In questa mia introduzione ai lavori del Convegno di Sorrento dell 7 ed 8 novembre 2025, in occasione del 430° anniversario della morte di Torquato Tasso, patrocinato dal Centro per la Filosofia Italiana, dall’Accademia Vivarium Novum, dalla Università Luigi Vanvitelli della Campania, dipartimento di scienze politiche; dall'Istituto italiano per gli studi filosofici; dell'Accedemia vivarum novum; dell'associazione docenti italiani di filosofia, ha inteso indagare la dimensione filosofica del poeta richiamado l’attenzione su Torquato Tasso non solo come sommo poeta della Gerusalemme liberata, ma come pensatore del limite, interprete inquieto della condizione umana moderna.
Tasso, infatti, vive e pensa al confine: tra poesia e filosofia, tra fede e ragione, tra angoscia e speranza. La sua opera è un continuo esercizio di conciliazione impossibile — e proprio in questo fallimento, nel suo tormento lucido, egli parla ancora a noi, uomini del XXI secolo, sospesi tra tecnica e spiritualità, tra l’onnipotenza promessa dall’intelligenza artificiale e la fragilità delle nostre coscienze.
Nel mio intervento ho voluto proporre una sorta di “Tasso-renaissance”: un ritorno critico al pensatore che, ben prima di Leopardi, aveva intuito la crisi della ragione e il destino tragico dell’uomo moderno.
Nei suoi Dialoghi — dal Dialogo della dignità dell’uomo al Dialogo della Fortuna — Tasso elabora una visione drammatica della conoscenza, dove la parola poetica diventa lo spazio stesso della ricerca filosofica. Egli intuisce che la verità non è possesso ma tensione, non sistema ma cammino.

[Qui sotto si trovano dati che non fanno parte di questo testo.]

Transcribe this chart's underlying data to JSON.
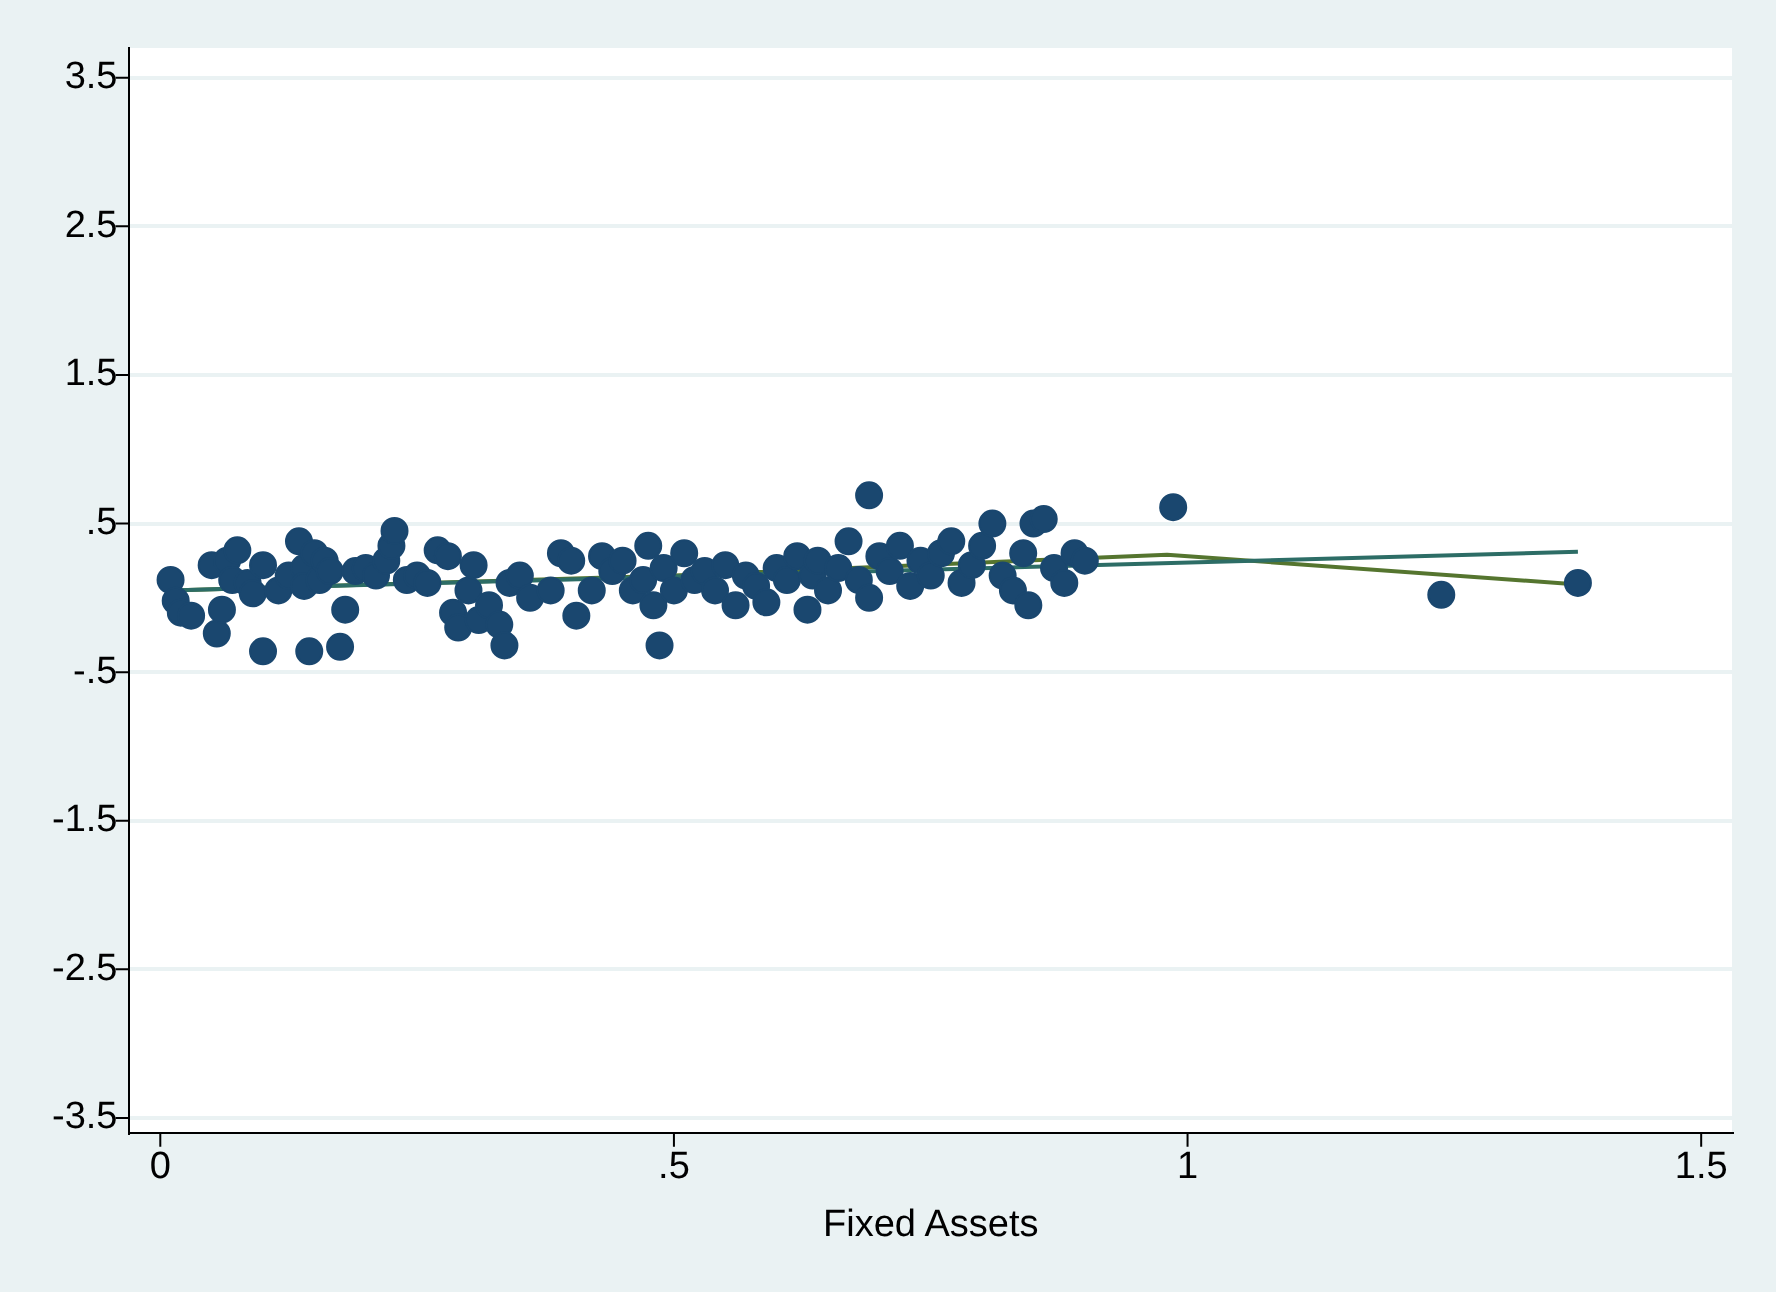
{
  "chart_data": {
    "type": "scatter",
    "xlabel": "Fixed Assets",
    "xlim": [
      -0.03,
      1.53
    ],
    "xticks": [
      0,
      {
        "value": 0.5,
        "label": ".5"
      },
      1,
      1.5
    ],
    "ylim": [
      -3.6,
      3.7
    ],
    "yticks": [
      -3.5,
      -2.5,
      -1.5,
      {
        "value": -0.5,
        "label": "-.5"
      },
      {
        "value": 0.5,
        "label": ".5"
      },
      1.5,
      2.5,
      3.5
    ],
    "grid": "y",
    "legend": false,
    "marker": "circle",
    "series": [
      {
        "type": "scatter",
        "color": "#1a476f",
        "x": [
          0.01,
          0.015,
          0.02,
          0.03,
          0.05,
          0.055,
          0.06,
          0.065,
          0.07,
          0.075,
          0.085,
          0.09,
          0.1,
          0.1,
          0.115,
          0.125,
          0.135,
          0.14,
          0.14,
          0.145,
          0.15,
          0.155,
          0.16,
          0.165,
          0.175,
          0.18,
          0.19,
          0.2,
          0.21,
          0.22,
          0.225,
          0.228,
          0.24,
          0.25,
          0.26,
          0.27,
          0.28,
          0.285,
          0.29,
          0.3,
          0.305,
          0.31,
          0.32,
          0.33,
          0.335,
          0.34,
          0.35,
          0.36,
          0.38,
          0.39,
          0.4,
          0.405,
          0.42,
          0.43,
          0.44,
          0.45,
          0.46,
          0.47,
          0.475,
          0.48,
          0.486,
          0.49,
          0.5,
          0.51,
          0.52,
          0.53,
          0.54,
          0.55,
          0.56,
          0.57,
          0.58,
          0.59,
          0.6,
          0.61,
          0.62,
          0.63,
          0.635,
          0.64,
          0.65,
          0.66,
          0.67,
          0.68,
          0.69,
          0.69,
          0.7,
          0.71,
          0.72,
          0.73,
          0.74,
          0.75,
          0.76,
          0.77,
          0.78,
          0.79,
          0.8,
          0.81,
          0.82,
          0.83,
          0.84,
          0.845,
          0.85,
          0.86,
          0.87,
          0.88,
          0.89,
          0.9,
          0.986,
          1.247,
          1.38
        ],
        "values": [
          0.12,
          -0.02,
          -0.1,
          -0.12,
          0.22,
          -0.24,
          -0.08,
          0.25,
          0.12,
          0.32,
          0.1,
          0.03,
          0.22,
          -0.36,
          0.05,
          0.15,
          0.38,
          0.2,
          0.08,
          -0.36,
          0.3,
          0.12,
          0.25,
          0.18,
          -0.33,
          -0.08,
          0.18,
          0.2,
          0.15,
          0.25,
          0.35,
          0.45,
          0.12,
          0.15,
          0.1,
          0.32,
          0.28,
          -0.1,
          -0.2,
          0.05,
          0.22,
          -0.15,
          -0.05,
          -0.18,
          -0.32,
          0.1,
          0.15,
          0.0,
          0.05,
          0.3,
          0.25,
          -0.12,
          0.05,
          0.28,
          0.18,
          0.25,
          0.05,
          0.12,
          0.35,
          -0.05,
          -0.32,
          0.2,
          0.05,
          0.3,
          0.12,
          0.18,
          0.05,
          0.22,
          -0.05,
          0.15,
          0.08,
          -0.03,
          0.2,
          0.12,
          0.28,
          -0.08,
          0.15,
          0.25,
          0.05,
          0.2,
          0.38,
          0.12,
          0.69,
          0.0,
          0.28,
          0.18,
          0.35,
          0.08,
          0.25,
          0.15,
          0.3,
          0.38,
          0.1,
          0.22,
          0.35,
          0.5,
          0.15,
          0.05,
          0.3,
          -0.05,
          0.5,
          0.53,
          0.2,
          0.1,
          0.3,
          0.25,
          0.61,
          0.02,
          0.1
        ]
      },
      {
        "type": "line",
        "color": "#2d6d66",
        "marker": "none",
        "x": [
          0.01,
          1.38
        ],
        "values": [
          0.05,
          0.31
        ]
      },
      {
        "type": "line",
        "color": "#55752f",
        "marker": "none",
        "x": [
          0.01,
          0.5,
          0.98,
          1.38
        ],
        "values": [
          0.05,
          0.15,
          0.29,
          0.09
        ]
      }
    ]
  }
}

In tempi in cui la tecnologia sembra ergersi a nuova divinità, Tasso ci invita a riscoprire il valore della coscienza, della memoria, del desiderio di infinito. La sua voce non appartiene al passato: è un appello presente, rivolto a una cultura che rischia di perdere l’anima nel silenzio delle macchine pensanti.